An effective demand gen strategy comes down to messaging and understanding how your product fits into the marketplace. Through conversations with your account executives and SDRs, find out what is happening in the market, and create your message around the offering you have that can meet that need. Keep in mind: you can message any product or solution you want, but if it doesn’t fit with the prospect and their needs at the time, it isn’t the right message.
Evaluate your new campaign strategy.
Essentially, step three is the same as step one.
- Did your new campaign work?
- Did it reach the right audience at the right level?
- At what point in the funnel did you lose your prospect’s attention?
If it is at the top of the funnel, you may have an awareness problem. In this case, strive to create content that is short and easy to consume.
When prospects drop out from the middle of the funnel, it could be because you only spoke with them once and something in that conversation turned them off, like budget or complexity of your product or service.
When evaluating your efforts, it is important to remain objective. You may think a costly and time-intensive trade show that doesn’t produce many leads is a wasted effort. However, if you take the time to evaluate the cost per lead thoroughly, you may find it provides an ROI similar to that of a less costly and less time-consuming webinar.

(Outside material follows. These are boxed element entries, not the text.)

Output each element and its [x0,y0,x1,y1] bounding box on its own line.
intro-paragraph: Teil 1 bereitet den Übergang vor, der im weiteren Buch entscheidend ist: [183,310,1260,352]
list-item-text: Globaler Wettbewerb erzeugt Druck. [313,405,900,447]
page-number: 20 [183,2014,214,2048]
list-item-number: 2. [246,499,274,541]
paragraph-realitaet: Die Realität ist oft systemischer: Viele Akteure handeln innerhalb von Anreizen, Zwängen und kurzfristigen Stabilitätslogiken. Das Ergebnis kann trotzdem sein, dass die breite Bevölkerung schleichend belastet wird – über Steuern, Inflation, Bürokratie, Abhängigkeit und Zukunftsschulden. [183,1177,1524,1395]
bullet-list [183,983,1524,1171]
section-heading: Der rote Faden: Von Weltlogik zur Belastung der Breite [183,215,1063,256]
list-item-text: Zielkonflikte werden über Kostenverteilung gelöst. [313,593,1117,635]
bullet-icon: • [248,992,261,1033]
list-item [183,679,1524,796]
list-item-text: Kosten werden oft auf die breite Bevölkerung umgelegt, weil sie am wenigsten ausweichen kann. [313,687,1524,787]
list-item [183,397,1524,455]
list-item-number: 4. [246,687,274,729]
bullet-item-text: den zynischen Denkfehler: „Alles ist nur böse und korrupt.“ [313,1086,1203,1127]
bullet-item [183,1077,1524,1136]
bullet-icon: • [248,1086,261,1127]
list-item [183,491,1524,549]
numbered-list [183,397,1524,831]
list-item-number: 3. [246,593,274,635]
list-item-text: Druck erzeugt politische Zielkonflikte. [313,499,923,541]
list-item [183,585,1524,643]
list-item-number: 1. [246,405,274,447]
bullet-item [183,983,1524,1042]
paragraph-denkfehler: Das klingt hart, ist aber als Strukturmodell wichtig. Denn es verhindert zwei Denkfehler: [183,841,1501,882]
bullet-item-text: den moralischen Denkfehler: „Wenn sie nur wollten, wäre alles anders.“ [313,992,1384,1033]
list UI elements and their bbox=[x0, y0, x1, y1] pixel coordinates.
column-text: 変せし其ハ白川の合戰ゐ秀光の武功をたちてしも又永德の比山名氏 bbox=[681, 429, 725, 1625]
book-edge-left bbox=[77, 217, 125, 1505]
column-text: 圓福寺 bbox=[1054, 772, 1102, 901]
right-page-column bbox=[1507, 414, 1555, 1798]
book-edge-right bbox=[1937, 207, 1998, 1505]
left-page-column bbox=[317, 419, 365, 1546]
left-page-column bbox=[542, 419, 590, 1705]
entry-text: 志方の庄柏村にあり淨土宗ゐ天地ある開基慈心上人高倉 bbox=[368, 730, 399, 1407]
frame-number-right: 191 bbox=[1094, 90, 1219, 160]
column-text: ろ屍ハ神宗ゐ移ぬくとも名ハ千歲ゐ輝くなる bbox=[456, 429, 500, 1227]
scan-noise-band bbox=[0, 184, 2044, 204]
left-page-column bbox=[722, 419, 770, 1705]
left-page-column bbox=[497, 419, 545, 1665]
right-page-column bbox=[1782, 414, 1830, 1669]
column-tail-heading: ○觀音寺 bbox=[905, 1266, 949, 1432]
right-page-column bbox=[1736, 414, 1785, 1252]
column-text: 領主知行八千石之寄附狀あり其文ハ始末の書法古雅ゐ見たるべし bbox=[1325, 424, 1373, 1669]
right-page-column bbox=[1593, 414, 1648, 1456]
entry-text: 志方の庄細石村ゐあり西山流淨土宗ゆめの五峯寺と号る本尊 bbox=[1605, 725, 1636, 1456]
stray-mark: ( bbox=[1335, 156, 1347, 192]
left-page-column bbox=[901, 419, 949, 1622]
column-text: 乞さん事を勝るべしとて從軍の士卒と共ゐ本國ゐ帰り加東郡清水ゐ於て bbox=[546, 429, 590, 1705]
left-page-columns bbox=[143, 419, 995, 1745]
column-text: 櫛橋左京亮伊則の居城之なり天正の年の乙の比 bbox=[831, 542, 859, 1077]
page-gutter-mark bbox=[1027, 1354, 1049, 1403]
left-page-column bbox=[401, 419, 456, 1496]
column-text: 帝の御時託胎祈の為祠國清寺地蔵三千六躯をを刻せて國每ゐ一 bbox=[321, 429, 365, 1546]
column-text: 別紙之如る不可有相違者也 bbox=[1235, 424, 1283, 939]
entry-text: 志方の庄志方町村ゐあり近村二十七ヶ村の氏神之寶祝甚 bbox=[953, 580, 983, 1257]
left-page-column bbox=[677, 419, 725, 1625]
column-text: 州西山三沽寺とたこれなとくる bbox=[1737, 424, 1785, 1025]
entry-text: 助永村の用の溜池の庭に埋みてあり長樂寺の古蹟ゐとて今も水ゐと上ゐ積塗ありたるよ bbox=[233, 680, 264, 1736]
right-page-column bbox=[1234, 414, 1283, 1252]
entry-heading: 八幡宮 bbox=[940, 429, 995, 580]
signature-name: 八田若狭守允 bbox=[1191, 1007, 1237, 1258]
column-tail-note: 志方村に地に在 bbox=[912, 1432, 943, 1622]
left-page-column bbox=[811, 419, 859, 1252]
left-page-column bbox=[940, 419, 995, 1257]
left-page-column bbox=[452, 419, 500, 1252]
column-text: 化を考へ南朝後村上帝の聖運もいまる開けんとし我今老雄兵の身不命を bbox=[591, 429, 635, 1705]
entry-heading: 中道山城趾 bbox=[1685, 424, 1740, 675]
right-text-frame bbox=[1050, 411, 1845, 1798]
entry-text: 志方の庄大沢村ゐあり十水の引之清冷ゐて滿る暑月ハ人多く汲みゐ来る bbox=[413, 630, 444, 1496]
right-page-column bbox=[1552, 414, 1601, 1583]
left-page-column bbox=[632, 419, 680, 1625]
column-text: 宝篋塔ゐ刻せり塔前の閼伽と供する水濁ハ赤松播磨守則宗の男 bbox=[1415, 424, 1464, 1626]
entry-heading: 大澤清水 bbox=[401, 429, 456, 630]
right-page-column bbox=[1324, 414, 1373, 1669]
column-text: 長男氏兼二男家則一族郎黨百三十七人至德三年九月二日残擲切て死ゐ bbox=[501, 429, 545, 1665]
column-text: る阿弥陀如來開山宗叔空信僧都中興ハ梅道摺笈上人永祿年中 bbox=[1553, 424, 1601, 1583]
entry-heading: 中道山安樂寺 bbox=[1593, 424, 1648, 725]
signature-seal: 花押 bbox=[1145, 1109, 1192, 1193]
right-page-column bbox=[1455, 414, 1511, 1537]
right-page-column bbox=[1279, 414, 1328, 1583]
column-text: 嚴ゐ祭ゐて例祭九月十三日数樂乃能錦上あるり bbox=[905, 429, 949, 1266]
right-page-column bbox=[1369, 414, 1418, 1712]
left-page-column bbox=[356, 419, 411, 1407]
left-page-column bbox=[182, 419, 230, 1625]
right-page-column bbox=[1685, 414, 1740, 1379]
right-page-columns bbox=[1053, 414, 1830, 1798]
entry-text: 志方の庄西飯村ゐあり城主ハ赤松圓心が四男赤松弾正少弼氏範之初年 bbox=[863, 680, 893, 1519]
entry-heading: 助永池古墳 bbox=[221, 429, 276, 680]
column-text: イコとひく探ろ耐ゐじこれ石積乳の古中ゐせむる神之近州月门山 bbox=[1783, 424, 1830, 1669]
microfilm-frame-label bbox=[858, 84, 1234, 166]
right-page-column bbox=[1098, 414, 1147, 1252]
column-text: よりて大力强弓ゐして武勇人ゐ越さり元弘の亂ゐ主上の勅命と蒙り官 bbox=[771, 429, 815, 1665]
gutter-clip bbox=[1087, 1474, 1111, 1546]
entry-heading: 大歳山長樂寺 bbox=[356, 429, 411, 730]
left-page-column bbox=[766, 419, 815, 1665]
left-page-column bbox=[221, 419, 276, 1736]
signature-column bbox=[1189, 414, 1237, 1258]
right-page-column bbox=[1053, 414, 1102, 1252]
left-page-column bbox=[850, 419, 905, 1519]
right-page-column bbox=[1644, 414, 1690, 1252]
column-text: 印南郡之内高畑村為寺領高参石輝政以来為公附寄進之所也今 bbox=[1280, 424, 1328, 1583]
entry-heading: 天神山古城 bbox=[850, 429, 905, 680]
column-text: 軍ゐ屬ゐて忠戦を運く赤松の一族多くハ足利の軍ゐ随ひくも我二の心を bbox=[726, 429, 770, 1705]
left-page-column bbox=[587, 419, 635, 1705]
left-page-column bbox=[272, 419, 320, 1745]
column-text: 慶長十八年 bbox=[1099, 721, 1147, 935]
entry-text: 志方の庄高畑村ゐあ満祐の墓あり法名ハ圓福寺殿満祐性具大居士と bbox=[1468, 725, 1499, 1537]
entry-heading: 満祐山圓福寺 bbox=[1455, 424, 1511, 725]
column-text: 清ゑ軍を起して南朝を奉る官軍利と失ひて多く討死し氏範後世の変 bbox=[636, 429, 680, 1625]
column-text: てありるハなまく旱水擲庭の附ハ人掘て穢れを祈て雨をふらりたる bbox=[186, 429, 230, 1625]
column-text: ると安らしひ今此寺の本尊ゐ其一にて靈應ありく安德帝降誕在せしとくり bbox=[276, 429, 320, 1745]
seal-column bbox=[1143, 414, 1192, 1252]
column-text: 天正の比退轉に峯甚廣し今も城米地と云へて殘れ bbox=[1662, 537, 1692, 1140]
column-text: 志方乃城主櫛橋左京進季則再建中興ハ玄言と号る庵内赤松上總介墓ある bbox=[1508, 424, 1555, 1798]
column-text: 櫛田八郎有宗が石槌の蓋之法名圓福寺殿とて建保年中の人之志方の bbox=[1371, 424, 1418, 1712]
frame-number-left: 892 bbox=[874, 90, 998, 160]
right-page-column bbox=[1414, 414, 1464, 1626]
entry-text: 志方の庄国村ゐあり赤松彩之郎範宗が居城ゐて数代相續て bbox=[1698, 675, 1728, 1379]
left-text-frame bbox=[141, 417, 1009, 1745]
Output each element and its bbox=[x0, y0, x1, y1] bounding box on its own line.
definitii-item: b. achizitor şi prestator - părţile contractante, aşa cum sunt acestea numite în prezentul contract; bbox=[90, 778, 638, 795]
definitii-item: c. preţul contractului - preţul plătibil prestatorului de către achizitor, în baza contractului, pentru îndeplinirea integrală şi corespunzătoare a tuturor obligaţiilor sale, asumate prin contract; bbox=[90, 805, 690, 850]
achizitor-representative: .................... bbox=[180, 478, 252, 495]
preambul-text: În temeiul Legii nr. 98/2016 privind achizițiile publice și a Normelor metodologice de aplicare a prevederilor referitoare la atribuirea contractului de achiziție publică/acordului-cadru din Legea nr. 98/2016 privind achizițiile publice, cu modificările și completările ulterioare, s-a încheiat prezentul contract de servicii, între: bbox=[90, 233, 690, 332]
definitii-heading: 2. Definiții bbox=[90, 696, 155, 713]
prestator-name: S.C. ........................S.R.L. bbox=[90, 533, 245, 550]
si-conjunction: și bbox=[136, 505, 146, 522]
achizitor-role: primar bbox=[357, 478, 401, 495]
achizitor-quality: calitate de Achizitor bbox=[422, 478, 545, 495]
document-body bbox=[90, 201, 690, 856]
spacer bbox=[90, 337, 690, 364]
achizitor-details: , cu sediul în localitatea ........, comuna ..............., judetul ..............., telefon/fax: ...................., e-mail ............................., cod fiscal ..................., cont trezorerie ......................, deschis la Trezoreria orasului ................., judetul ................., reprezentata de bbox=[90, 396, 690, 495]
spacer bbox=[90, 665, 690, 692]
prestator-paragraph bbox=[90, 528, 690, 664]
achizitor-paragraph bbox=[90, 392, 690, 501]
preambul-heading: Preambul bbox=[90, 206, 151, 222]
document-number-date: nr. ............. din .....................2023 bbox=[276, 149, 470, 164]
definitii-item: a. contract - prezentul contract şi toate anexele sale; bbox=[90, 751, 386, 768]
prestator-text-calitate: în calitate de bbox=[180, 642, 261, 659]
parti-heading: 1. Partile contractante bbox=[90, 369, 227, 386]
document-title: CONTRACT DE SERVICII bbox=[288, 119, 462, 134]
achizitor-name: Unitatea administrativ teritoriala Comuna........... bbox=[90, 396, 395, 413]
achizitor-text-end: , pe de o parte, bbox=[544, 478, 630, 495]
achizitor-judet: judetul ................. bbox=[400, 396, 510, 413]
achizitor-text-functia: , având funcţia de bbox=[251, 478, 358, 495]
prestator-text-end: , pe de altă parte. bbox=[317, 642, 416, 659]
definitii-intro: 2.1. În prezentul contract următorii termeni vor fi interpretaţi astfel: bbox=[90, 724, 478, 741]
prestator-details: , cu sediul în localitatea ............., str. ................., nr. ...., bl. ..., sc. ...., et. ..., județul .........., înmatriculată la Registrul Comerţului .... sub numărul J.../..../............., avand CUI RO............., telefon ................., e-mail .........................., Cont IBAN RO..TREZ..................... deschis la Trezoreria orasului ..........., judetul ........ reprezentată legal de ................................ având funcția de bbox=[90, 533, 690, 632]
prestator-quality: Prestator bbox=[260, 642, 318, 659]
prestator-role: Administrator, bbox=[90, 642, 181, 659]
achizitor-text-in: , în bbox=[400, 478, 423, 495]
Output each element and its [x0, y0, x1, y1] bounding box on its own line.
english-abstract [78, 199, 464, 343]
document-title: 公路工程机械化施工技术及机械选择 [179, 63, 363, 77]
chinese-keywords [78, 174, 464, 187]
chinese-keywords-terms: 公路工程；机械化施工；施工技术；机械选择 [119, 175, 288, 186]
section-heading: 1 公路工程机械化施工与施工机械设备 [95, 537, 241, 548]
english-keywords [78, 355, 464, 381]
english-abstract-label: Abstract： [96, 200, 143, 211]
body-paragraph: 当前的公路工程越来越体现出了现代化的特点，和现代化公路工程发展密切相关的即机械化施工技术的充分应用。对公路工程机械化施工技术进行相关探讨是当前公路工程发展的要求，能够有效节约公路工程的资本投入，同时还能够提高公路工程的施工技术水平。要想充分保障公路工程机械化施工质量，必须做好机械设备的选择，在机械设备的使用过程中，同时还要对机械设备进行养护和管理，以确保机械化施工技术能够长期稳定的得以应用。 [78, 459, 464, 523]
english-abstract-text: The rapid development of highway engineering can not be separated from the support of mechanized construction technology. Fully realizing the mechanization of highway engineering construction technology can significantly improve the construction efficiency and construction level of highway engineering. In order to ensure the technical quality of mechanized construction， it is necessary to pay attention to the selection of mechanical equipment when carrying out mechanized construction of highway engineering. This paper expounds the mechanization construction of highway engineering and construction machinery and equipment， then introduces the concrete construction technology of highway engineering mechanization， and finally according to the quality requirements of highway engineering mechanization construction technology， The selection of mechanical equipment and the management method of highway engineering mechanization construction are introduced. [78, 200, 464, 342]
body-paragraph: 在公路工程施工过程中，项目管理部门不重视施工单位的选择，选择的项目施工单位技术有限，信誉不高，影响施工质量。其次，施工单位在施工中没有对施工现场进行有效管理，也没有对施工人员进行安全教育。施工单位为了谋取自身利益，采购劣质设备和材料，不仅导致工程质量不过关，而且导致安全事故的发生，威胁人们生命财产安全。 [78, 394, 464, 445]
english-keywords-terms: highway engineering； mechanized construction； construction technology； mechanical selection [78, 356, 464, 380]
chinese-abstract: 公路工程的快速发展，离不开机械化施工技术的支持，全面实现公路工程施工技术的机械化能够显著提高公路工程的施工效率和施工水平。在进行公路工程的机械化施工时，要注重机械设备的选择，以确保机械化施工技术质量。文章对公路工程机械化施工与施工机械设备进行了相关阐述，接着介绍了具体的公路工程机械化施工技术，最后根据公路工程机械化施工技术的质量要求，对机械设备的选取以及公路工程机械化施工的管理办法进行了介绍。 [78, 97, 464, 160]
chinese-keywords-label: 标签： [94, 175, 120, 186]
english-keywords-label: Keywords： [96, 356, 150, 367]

Remember, a few quality leads are better than a lot of leads that aren’t a good fit for your solution. So even if you only get a few prospects out of a very targeted campaign, there is a strong chance you are doing the right thing as those prospects are likely the right ones. It’s not worthwhile to get 1,000 leads with only 100 that qualify when you could get 250 leads with 200 moving through your pipeline.
Change is in the Air
Whether it’s a drop off in results, few leads or poor quality leads, or losing your audience’s attention, there are many reasons why you might need to rework your demand gen strategy.
Depending on your company’s size and the pace of your industry, you will likely need to reassess your demand gen strategy annually (larger companies) to every quarter (smaller companies and fast-paced industries).
For startups and small to mid-sized businesses, plan to test new tools every quarter and roll out fresh campaigns as well. This schedule can vary based on the ebb and flow of your specific industry, as well as general timing. For example, never roll out a new campaign during a time when people tend to be busy with families, vacations and other “standard” activities and holidays that take prospects away from their devices, and hence, your campaign.
Demand gen strategy isn’t a “once and done” task or a “one size fits all” approach. To be successful, you must stay on top of changes in the market, in your business, and in B2B marketing, and adapt your demand gen strategy as needed.